On Oct. 28, alumna Ellen Cohen ’82 hosted a conversation with the Brandeis Women’s Network about the difficulties women may face in the workplace and other professional settings, and how to overcome these challenges. Cohen is an executive leadership and mindset coach and a former entertainment attorney. She works with corporate executive attorneys across many industries to elevate their influence and effectiveness. 

The discussion explored the "Five Pillars of Influence" using case studies to identify real strengths and weaknesses of the pillars. The five pillars can be explained through the acronym C.L.I.M.B –– credibility, leadership presence, professional identity, leadership mindset and building relationships.

Credibility is the “most foundational and shows up in all the pillars,” said Cohen. She continued to explain that credibility is “how others view us and value our expertise.” She shared in her presentation that credible people are competent, innovative and strategic leaders who are experts in a subject matter. In addition to identifying important traits for success, Cohen also helped people take note of their weaknesses and how they can address them. For example, if one is struggling with credibility, they can increase their business and operational knowledge, be thorough and predictable and build trust in others, she explained. 

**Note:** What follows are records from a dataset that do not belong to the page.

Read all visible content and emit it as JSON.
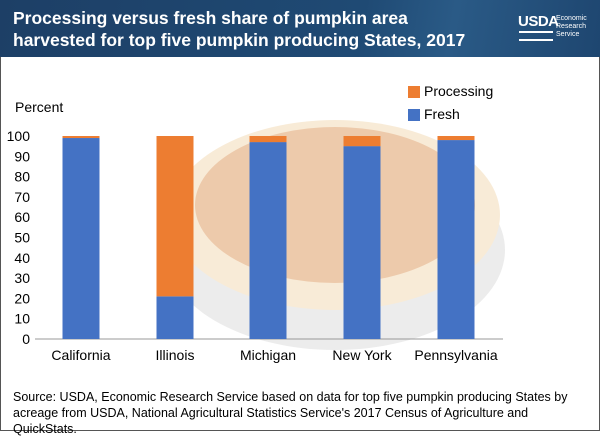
{
  "header": {
    "title": "Processing versus fresh share of pumpkin area harvested for top five pumpkin producing States, 2017",
    "logo_text": "USDA",
    "agency": "Economic Research Service"
  },
  "chart_data": {
    "type": "bar",
    "stacked": true,
    "title": "Processing versus fresh share of pumpkin area harvested for top five pumpkin producing States, 2017",
    "ylabel": "Percent",
    "xlabel": "",
    "ylim": [
      0,
      100
    ],
    "yticks": [
      0,
      10,
      20,
      30,
      40,
      50,
      60,
      70,
      80,
      90,
      100
    ],
    "categories": [
      "California",
      "Illinois",
      "Michigan",
      "New York",
      "Pennsylvania"
    ],
    "series": [
      {
        "name": "Fresh",
        "color": "#4472c4",
        "values": [
          99,
          21,
          97,
          95,
          98
        ]
      },
      {
        "name": "Processing",
        "color": "#ed7d31",
        "values": [
          1,
          79,
          3,
          5,
          2
        ]
      }
    ],
    "legend_position": "top-right",
    "grid": false
  },
  "source": "Source: USDA, Economic Research Service based on data for top five pumpkin producing States by acreage from USDA, National Agricultural Statistics Service's 2017 Census of Agriculture and QuickStats."
}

The second of the five pillars is leadership which highlights confidence through communication. In this pillar, Cohen explains that it is important to “focus on what people may hear, read or perceive” and “how much emotion is embedded in your communication.” Cohen also emphasized that sometimes it is key to “listen more, speak less.”

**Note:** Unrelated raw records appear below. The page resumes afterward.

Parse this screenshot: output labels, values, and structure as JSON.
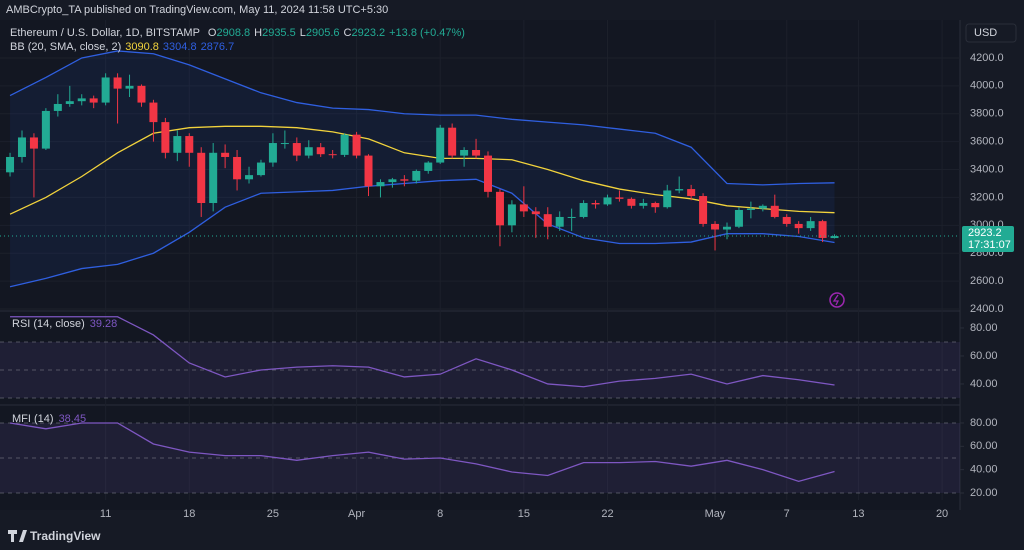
{
  "page": {
    "published": "AMBCrypto_TA published on TradingView.com, May 11, 2024 11:58 UTC+5:30",
    "brand": "TradingView"
  },
  "chart_data": [
    {
      "type": "candlestick",
      "title": "Ethereum / U.S. Dollar, 1D, BITSTAMP",
      "ohlc_letters": [
        "O",
        "H",
        "L",
        "C"
      ],
      "change": "+13.8 (+0.47%)",
      "indicator": "BB (20, SMA, close, 2)",
      "currency": "USD",
      "countdown": "17:31:07",
      "colors": {
        "up": "#22ab94",
        "down": "#f23645"
      },
      "grid": true,
      "xlim": [
        -0.84,
        79.5
      ],
      "xticks": [
        {
          "value": 8,
          "label": "11"
        },
        {
          "value": 15,
          "label": "18"
        },
        {
          "value": 22,
          "label": "25"
        },
        {
          "value": 29,
          "label": "Apr"
        },
        {
          "value": 36,
          "label": "8"
        },
        {
          "value": 43,
          "label": "15"
        },
        {
          "value": 50,
          "label": "22"
        },
        {
          "value": 59,
          "label": "May"
        },
        {
          "value": 65,
          "label": "7"
        },
        {
          "value": 71,
          "label": "13"
        },
        {
          "value": 78,
          "label": "20"
        }
      ],
      "ylim": [
        2393,
        4472
      ],
      "yticks": [
        {
          "value": 2400,
          "label": "2400.0"
        },
        {
          "value": 2600,
          "label": "2600.0"
        },
        {
          "value": 2800,
          "label": "2800.0"
        },
        {
          "value": 3000,
          "label": "3000.0"
        },
        {
          "value": 3200,
          "label": "3200.0"
        },
        {
          "value": 3400,
          "label": "3400.0"
        },
        {
          "value": 3600,
          "label": "3600.0"
        },
        {
          "value": 3800,
          "label": "3800.0"
        },
        {
          "value": 4000,
          "label": "4000.0"
        },
        {
          "value": 4200,
          "label": "4200.0"
        }
      ],
      "candles": [
        [
          3380,
          3520,
          3350,
          3490
        ],
        [
          3490,
          3680,
          3450,
          3630
        ],
        [
          3630,
          3660,
          3200,
          3550
        ],
        [
          3550,
          3840,
          3540,
          3820
        ],
        [
          3820,
          3940,
          3780,
          3870
        ],
        [
          3870,
          4000,
          3850,
          3890
        ],
        [
          3890,
          3940,
          3860,
          3910
        ],
        [
          3910,
          3930,
          3840,
          3880
        ],
        [
          3880,
          4090,
          3860,
          4060
        ],
        [
          4060,
          4090,
          3730,
          3980
        ],
        [
          3980,
          4080,
          3920,
          4000
        ],
        [
          4000,
          4010,
          3850,
          3880
        ],
        [
          3880,
          3900,
          3600,
          3740
        ],
        [
          3740,
          3770,
          3480,
          3520
        ],
        [
          3520,
          3680,
          3460,
          3640
        ],
        [
          3640,
          3660,
          3420,
          3520
        ],
        [
          3520,
          3560,
          3060,
          3160
        ],
        [
          3160,
          3590,
          3100,
          3520
        ],
        [
          3520,
          3580,
          3410,
          3490
        ],
        [
          3490,
          3540,
          3250,
          3330
        ],
        [
          3330,
          3420,
          3300,
          3360
        ],
        [
          3360,
          3470,
          3350,
          3450
        ],
        [
          3450,
          3660,
          3420,
          3590
        ],
        [
          3590,
          3680,
          3550,
          3590
        ],
        [
          3590,
          3630,
          3460,
          3500
        ],
        [
          3500,
          3610,
          3480,
          3560
        ],
        [
          3560,
          3590,
          3490,
          3510
        ],
        [
          3510,
          3540,
          3480,
          3505
        ],
        [
          3505,
          3660,
          3490,
          3650
        ],
        [
          3650,
          3670,
          3480,
          3500
        ],
        [
          3500,
          3510,
          3210,
          3280
        ],
        [
          3280,
          3330,
          3200,
          3310
        ],
        [
          3310,
          3340,
          3270,
          3330
        ],
        [
          3330,
          3360,
          3280,
          3320
        ],
        [
          3320,
          3400,
          3300,
          3390
        ],
        [
          3390,
          3460,
          3370,
          3450
        ],
        [
          3450,
          3720,
          3440,
          3700
        ],
        [
          3700,
          3730,
          3480,
          3500
        ],
        [
          3500,
          3560,
          3420,
          3540
        ],
        [
          3540,
          3620,
          3480,
          3500
        ],
        [
          3500,
          3530,
          3200,
          3240
        ],
        [
          3240,
          3260,
          2850,
          3000
        ],
        [
          3000,
          3180,
          2950,
          3150
        ],
        [
          3150,
          3280,
          3060,
          3100
        ],
        [
          3100,
          3130,
          2910,
          3080
        ],
        [
          3080,
          3130,
          2900,
          2990
        ],
        [
          2990,
          3100,
          2960,
          3060
        ],
        [
          3060,
          3120,
          2960,
          3060
        ],
        [
          3060,
          3180,
          3050,
          3160
        ],
        [
          3160,
          3180,
          3120,
          3150
        ],
        [
          3150,
          3220,
          3140,
          3200
        ],
        [
          3200,
          3250,
          3170,
          3190
        ],
        [
          3190,
          3200,
          3120,
          3140
        ],
        [
          3140,
          3190,
          3120,
          3160
        ],
        [
          3160,
          3170,
          3090,
          3130
        ],
        [
          3130,
          3290,
          3120,
          3250
        ],
        [
          3250,
          3350,
          3230,
          3260
        ],
        [
          3260,
          3290,
          3180,
          3210
        ],
        [
          3210,
          3230,
          2990,
          3010
        ],
        [
          3010,
          3030,
          2820,
          2970
        ],
        [
          2970,
          3020,
          2900,
          2990
        ],
        [
          2990,
          3130,
          2980,
          3110
        ],
        [
          3110,
          3170,
          3050,
          3120
        ],
        [
          3120,
          3150,
          3100,
          3140
        ],
        [
          3140,
          3220,
          3050,
          3060
        ],
        [
          3060,
          3080,
          2990,
          3010
        ],
        [
          3010,
          3030,
          2940,
          2980
        ],
        [
          2980,
          3060,
          2960,
          3030
        ],
        [
          3030,
          3040,
          2880,
          2909.4
        ],
        [
          2908.8,
          2935.5,
          2905.6,
          2923.2
        ]
      ],
      "series": [
        {
          "color": "#f2d33c",
          "x": [
            0,
            3,
            6,
            9,
            12,
            15,
            18,
            21,
            24,
            27,
            30,
            33,
            36,
            39,
            42,
            45,
            48,
            51,
            54,
            57,
            60,
            63,
            66,
            69
          ],
          "values": [
            3080,
            3200,
            3350,
            3520,
            3660,
            3700,
            3710,
            3710,
            3700,
            3670,
            3620,
            3520,
            3480,
            3480,
            3470,
            3400,
            3320,
            3260,
            3220,
            3190,
            3140,
            3120,
            3100,
            3090.8
          ]
        },
        {
          "color": "#2f5fe0",
          "x": [
            0,
            3,
            6,
            9,
            12,
            15,
            18,
            21,
            24,
            27,
            30,
            33,
            36,
            39,
            42,
            45,
            48,
            51,
            54,
            57,
            60,
            63,
            66,
            69
          ],
          "values": [
            3930,
            4060,
            4200,
            4250,
            4230,
            4150,
            4050,
            3950,
            3880,
            3840,
            3830,
            3800,
            3790,
            3790,
            3760,
            3740,
            3720,
            3690,
            3660,
            3560,
            3300,
            3290,
            3300,
            3304.8
          ]
        },
        {
          "color": "#2f5fe0",
          "x": [
            0,
            3,
            6,
            9,
            12,
            15,
            18,
            21,
            24,
            27,
            30,
            33,
            36,
            39,
            42,
            45,
            48,
            51,
            54,
            57,
            60,
            63,
            66,
            69
          ],
          "values": [
            2560,
            2620,
            2690,
            2720,
            2800,
            2950,
            3130,
            3230,
            3240,
            3250,
            3280,
            3300,
            3320,
            3330,
            3230,
            3010,
            2910,
            2870,
            2870,
            2880,
            2940,
            2940,
            2920,
            2876.7
          ]
        }
      ]
    },
    {
      "type": "line",
      "title": "RSI (14, close)",
      "ylim": [
        26.4,
        91.4
      ],
      "yticks": [
        {
          "value": 40,
          "label": "40.00"
        },
        {
          "value": 60,
          "label": "60.00"
        },
        {
          "value": 80,
          "label": "80.00"
        }
      ],
      "bands": [
        30,
        50,
        70
      ],
      "series": [
        {
          "color": "#7e57c2",
          "x": [
            0,
            3,
            6,
            9,
            12,
            15,
            18,
            21,
            24,
            27,
            30,
            33,
            36,
            39,
            42,
            45,
            48,
            51,
            54,
            57,
            60,
            63,
            66,
            69
          ],
          "values": [
            88,
            88,
            88,
            88,
            75,
            55,
            45,
            50,
            52,
            53,
            52,
            45,
            47,
            58,
            50,
            40,
            38,
            42,
            44,
            47,
            40,
            46,
            43,
            39.28
          ]
        }
      ]
    },
    {
      "type": "line",
      "title": "MFI (14)",
      "ylim": [
        14,
        93.7
      ],
      "yticks": [
        {
          "value": 20,
          "label": "20.00"
        },
        {
          "value": 40,
          "label": "40.00"
        },
        {
          "value": 60,
          "label": "60.00"
        },
        {
          "value": 80,
          "label": "80.00"
        }
      ],
      "bands": [
        20,
        50,
        80
      ],
      "series": [
        {
          "color": "#7e57c2",
          "x": [
            0,
            3,
            6,
            9,
            12,
            15,
            18,
            21,
            24,
            27,
            30,
            33,
            36,
            39,
            42,
            45,
            48,
            51,
            54,
            57,
            60,
            63,
            66,
            69
          ],
          "values": [
            80,
            75,
            80,
            80,
            62,
            55,
            52,
            52,
            48,
            52,
            55,
            49,
            50,
            45,
            38,
            35,
            46,
            46,
            47,
            43,
            48,
            40,
            30,
            38.45
          ]
        }
      ]
    }
  ]
}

“Professional identity … is the most critical to the concept of getting a seat at the table,” Cohen said. With professional identity, one needs to know what sets them apart from other executives. “You want to develop a mission statement about your identity, role and responsibilities,” Cohen added. Additionally, collaborating, making an effort to build relationships and create value and understanding are important parts for a professional identity. It is also crucial that one knows how to serve their clients, she said. 

The leadership mindset pillar is the “internally focused pillar,” Cohen said. This pillar contains the skills of a balancing, persevering, empathetic and compassionate person. This person also exhibits leadership, calm, confidence and focus and is able to respond to change and volatility, all according to her slideshow. It is important that business leaders can “[manage] through change … learning to be adaptable and accept change as a gifted opportunity,” she said. Having a leadership mindset is all “about developing critical thinking with your team” and “being that role model and not taking credit for others’ work,” as well as “owning your errors,” Cohen emphasized. 

The final pillar is building relationships. This entails creating connections to all levels and roles within the organization as well as taking responsibility for any problematic relationships. 

This pillar emphasizes an individual's need to serve as a trusted mentor. Another crucial aspect of this pillar is “building trust and listening with that curiosity and empathy,” Cohen said. 

The webinar concluded with an opportunity for participants to ask questions. One participant asked for advice for young female executives. Cohen stressed the importance of confidence and influence, explaining that “if you have that credibility, you can show up with that leadership presence.”